Generative AI is ushering in a new era of innovative and personalized communication, empowering marketing teams to deliver tailored experiences at scale, aligning with the ever-heightening customer expectations of today. The potential of this cutting-edge tool extends across the entire spectrum of marketing, from internal operations to customer-facing interactions and product support. Recent surveys indicate a significant shift in the marketing landscape, with 67% of CMOs planning to incorporate generative AI within the next year, and a whopping 86% aiming to do so within 24 months.
AI has long played a role in optimizing various marketing functions, such as seamless cross-platform connectivity, instant issue resolution, and location-based personalization rooted in purchase history. However, generative AI solutions introduce a new dimension to marketing, enabling enhanced personalization at scale and the elevation of employee skills and performance.
The advantages of generative AI are immense for enterprise marketing teams, yet its integration requires adaptation in terms of skills and processes. CMOs, when questioned about their primary concerns with adopting generative AI, identified three key challenges: managing the complexity of implementation, curating the necessary data, and addressing concerns related to brand and intellectual property (IP).
To successfully harness the potential of generative AI, a solid foundation in data is essential.
Data is the Fuel for Generative AI As with any AI implementation, the quality of data is paramount to achieving high-quality results. The adage “garbage in, garbage out” still holds true; superior data quality is imperative to produce accurate content. In marketing, generative AI can revolutionize content development and audience targeting. Effective data curation, along with stringent oversight to combat bias and ensure brand consistency and product/service information accuracy, is essential.
Consider a retail clothing company using generative AI to customize emails or online experiences for diverse customer personas. Generative AI’s advanced capabilities in text, visuals, and video can create personalized and engaging experiences, such as showcasing virtual models wearing outfits tailored to the customer’s body type, style preferences, and interests. Moreover, the tool can factor in external variables like weather, upcoming events, or the shopper’s location.

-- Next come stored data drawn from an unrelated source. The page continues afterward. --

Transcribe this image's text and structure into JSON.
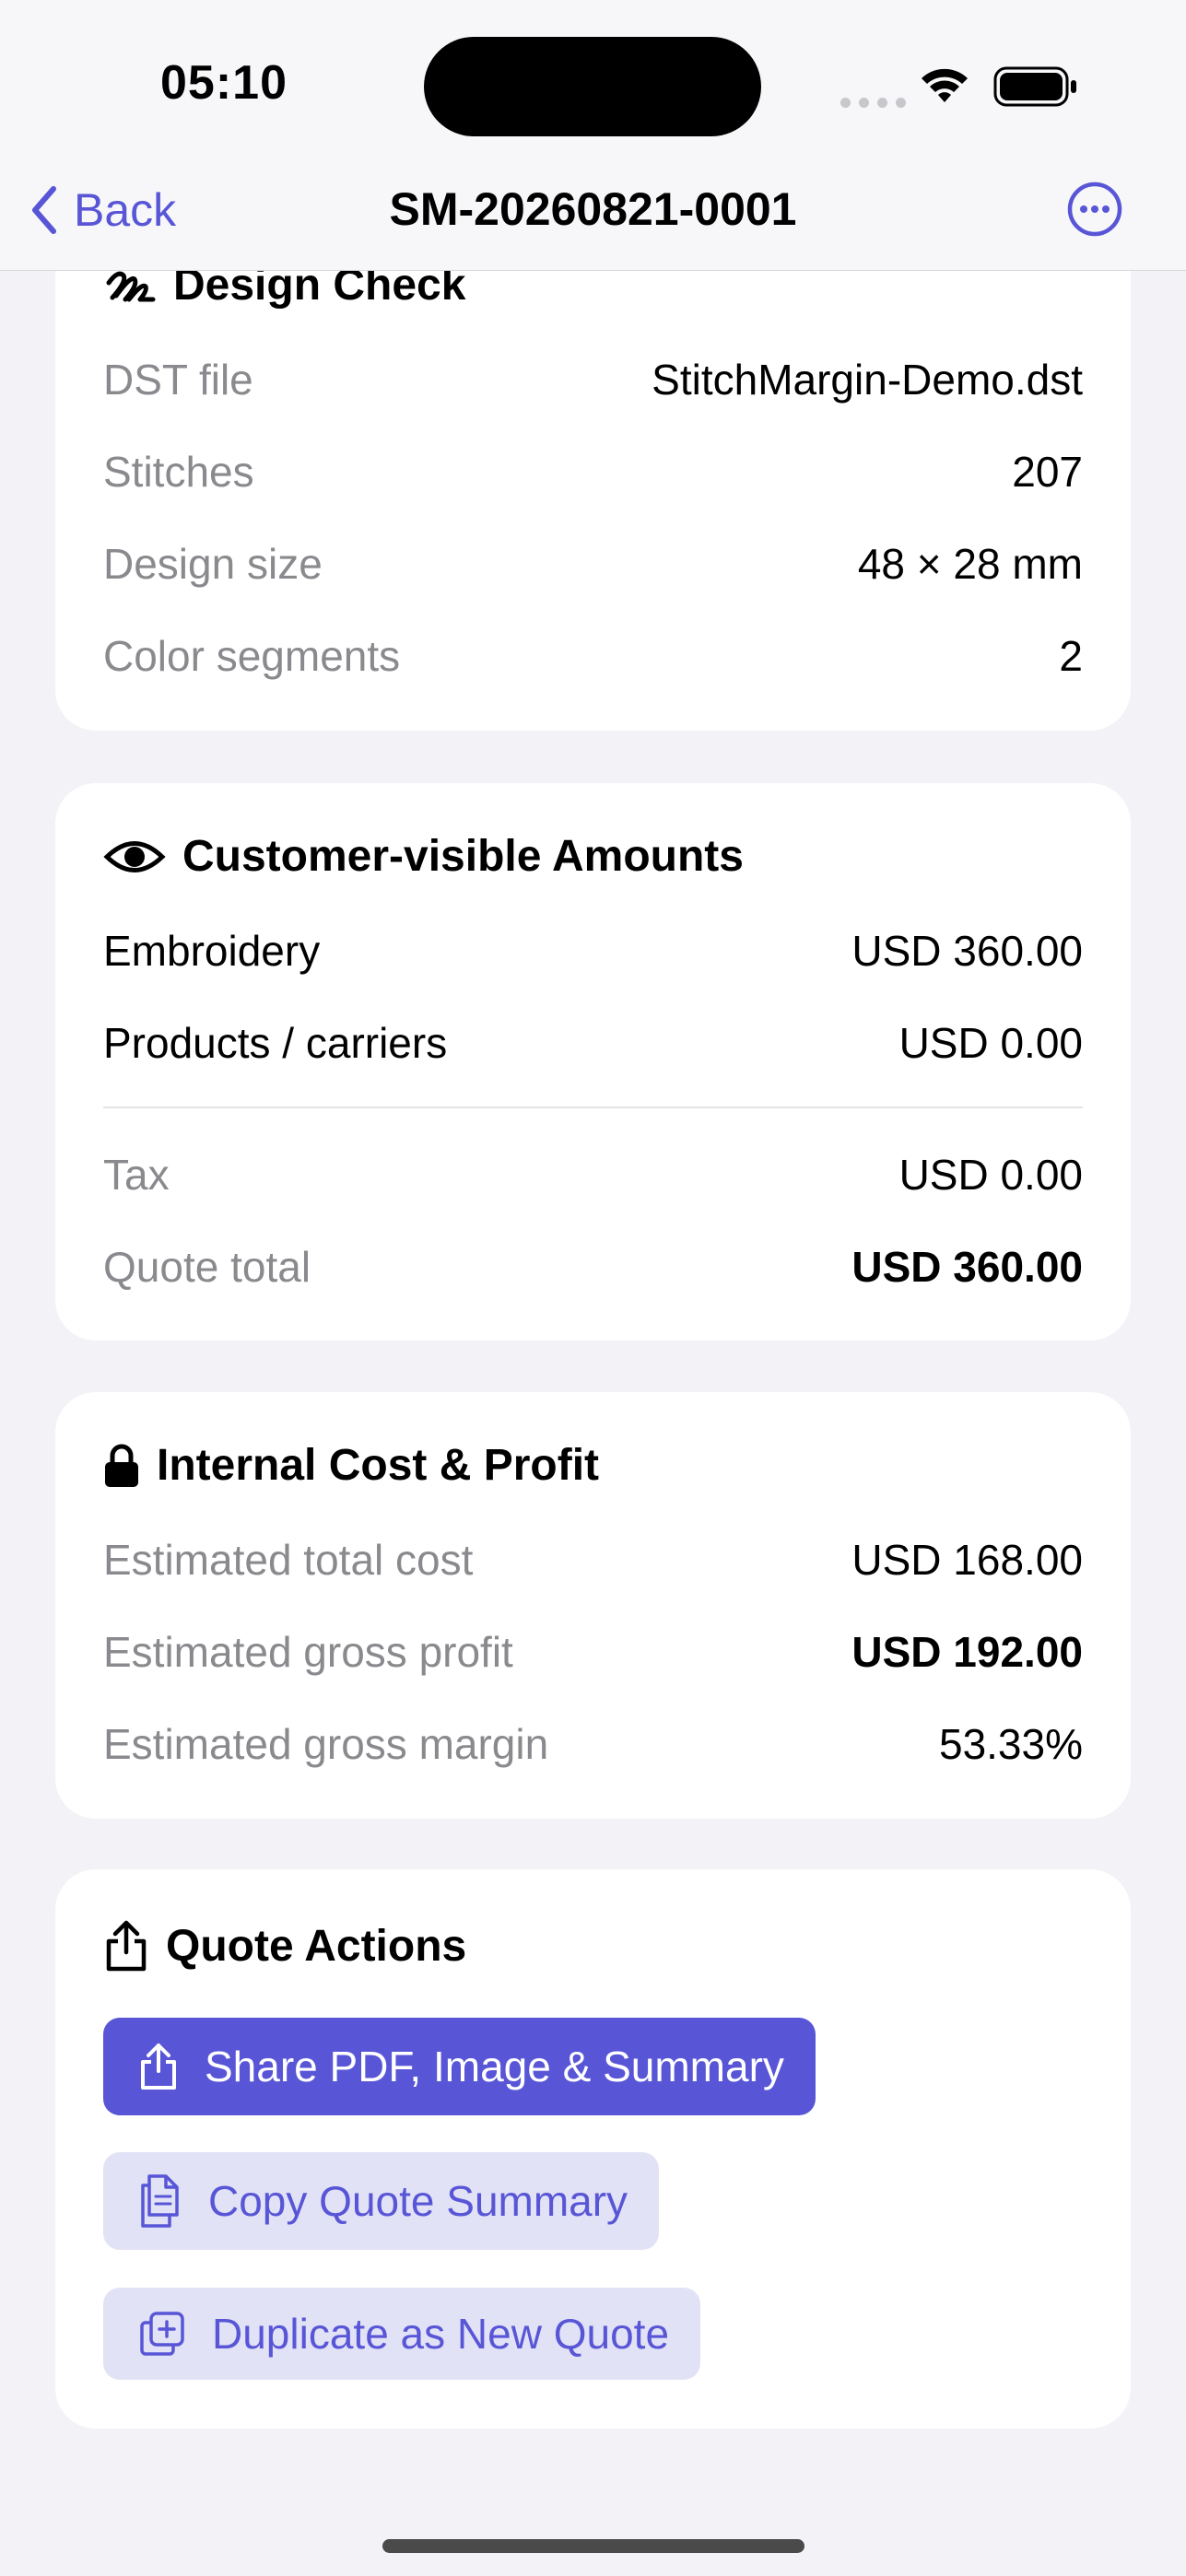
{
  "status_bar": {
    "time": "05:10"
  },
  "nav": {
    "back_label": "Back",
    "title": "SM-20260821-0001"
  },
  "design_check": {
    "title": "Design Check",
    "rows": [
      {
        "label": "DST file",
        "value": "StitchMargin-Demo.dst"
      },
      {
        "label": "Stitches",
        "value": "207"
      },
      {
        "label": "Design size",
        "value": "48 × 28 mm"
      },
      {
        "label": "Color segments",
        "value": "2"
      }
    ]
  },
  "customer_amounts": {
    "title": "Customer-visible Amounts",
    "rows": [
      {
        "label": "Embroidery",
        "value": "USD 360.00"
      },
      {
        "label": "Products / carriers",
        "value": "USD 0.00"
      },
      {
        "label": "Tax",
        "value": "USD 0.00"
      },
      {
        "label": "Quote total",
        "value": "USD 360.00"
      }
    ]
  },
  "internal_cost": {
    "title": "Internal Cost & Profit",
    "rows": [
      {
        "label": "Estimated total cost",
        "value": "USD 168.00"
      },
      {
        "label": "Estimated gross profit",
        "value": "USD 192.00"
      },
      {
        "label": "Estimated gross margin",
        "value": "53.33%"
      }
    ]
  },
  "quote_actions": {
    "title": "Quote Actions",
    "share_label": "Share PDF, Image & Summary",
    "copy_label": "Copy Quote Summary",
    "duplicate_label": "Duplicate as New Quote"
  },
  "colors": {
    "accent": "#5856D6",
    "accent_light": "#E2E2F6",
    "background": "#F2F2F7"
  }
}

However, there’s a potential for generative AI to generate unexpected or off-topic content, referred to as “hallucination.” To mitigate this, teams should customize their models with proprietary datasets, in addition to relying on open-source internet data.
Crafting a Data-Driven Generative AI Marketing Strategy Before introducing effective generative AI solutions into your marketing arsenal, it’s imperative to formulate a strategy for implementing AI foundation models. Given the vast landscape of available data, both external and internal, defining use cases upfront is crucial. Understanding the benefits and risks associated with each use case will help create a prioritized roadmap for model training.
Marketers must collaborate closely with IT to establish the necessary data architecture for secure model building and deployment, while adhering to IP and confidential data protection measures. Establishing appropriate usage guidelines will safeguard your brand’s integrity and IP.
The Human Touch in Generative AI Even after deployment, the journey with generative AI continues. Foundation models continually evolve as they interact with customers and collect more data, enhancing their capabilities. Human oversight, including supervised fine-tuning with human annotations and reinforcement learning from human feedback, is essential to align the output of generative AI apps with human intentions, ensuring they remain ethical, helpful, and reliable.
Despite generative AI’s ability to produce human-like content for customers, it still requires human guidance to navigate ethical and legal concerns surrounding data use. Human reviewers play a vital role in identifying and correcting instances of bias or hallucination that may have crept into the generated content.
Adding Generative AI to Your Marketing Toolkit CMOs have identified content creation and editing, SEO, and social media marketing as the top B2B use cases for generative AI capabilities. They also highlight lead generation and sales nurturing as the top functions within B2B marketing. When it comes to concerns, data accuracy, privacy management, and the availability of skilled resources top the list. Therefore, adopting generative AI technology necessitates a pragmatic approach to building, testing, and learning about its capabilities, ensuring data protection, relevant customer experiences, and streamlined, cost-effective marketing processes.
Embark on your journey into generative AI with the right data sources and architecture that support access, quality, richness, and the safeguarding of your brand.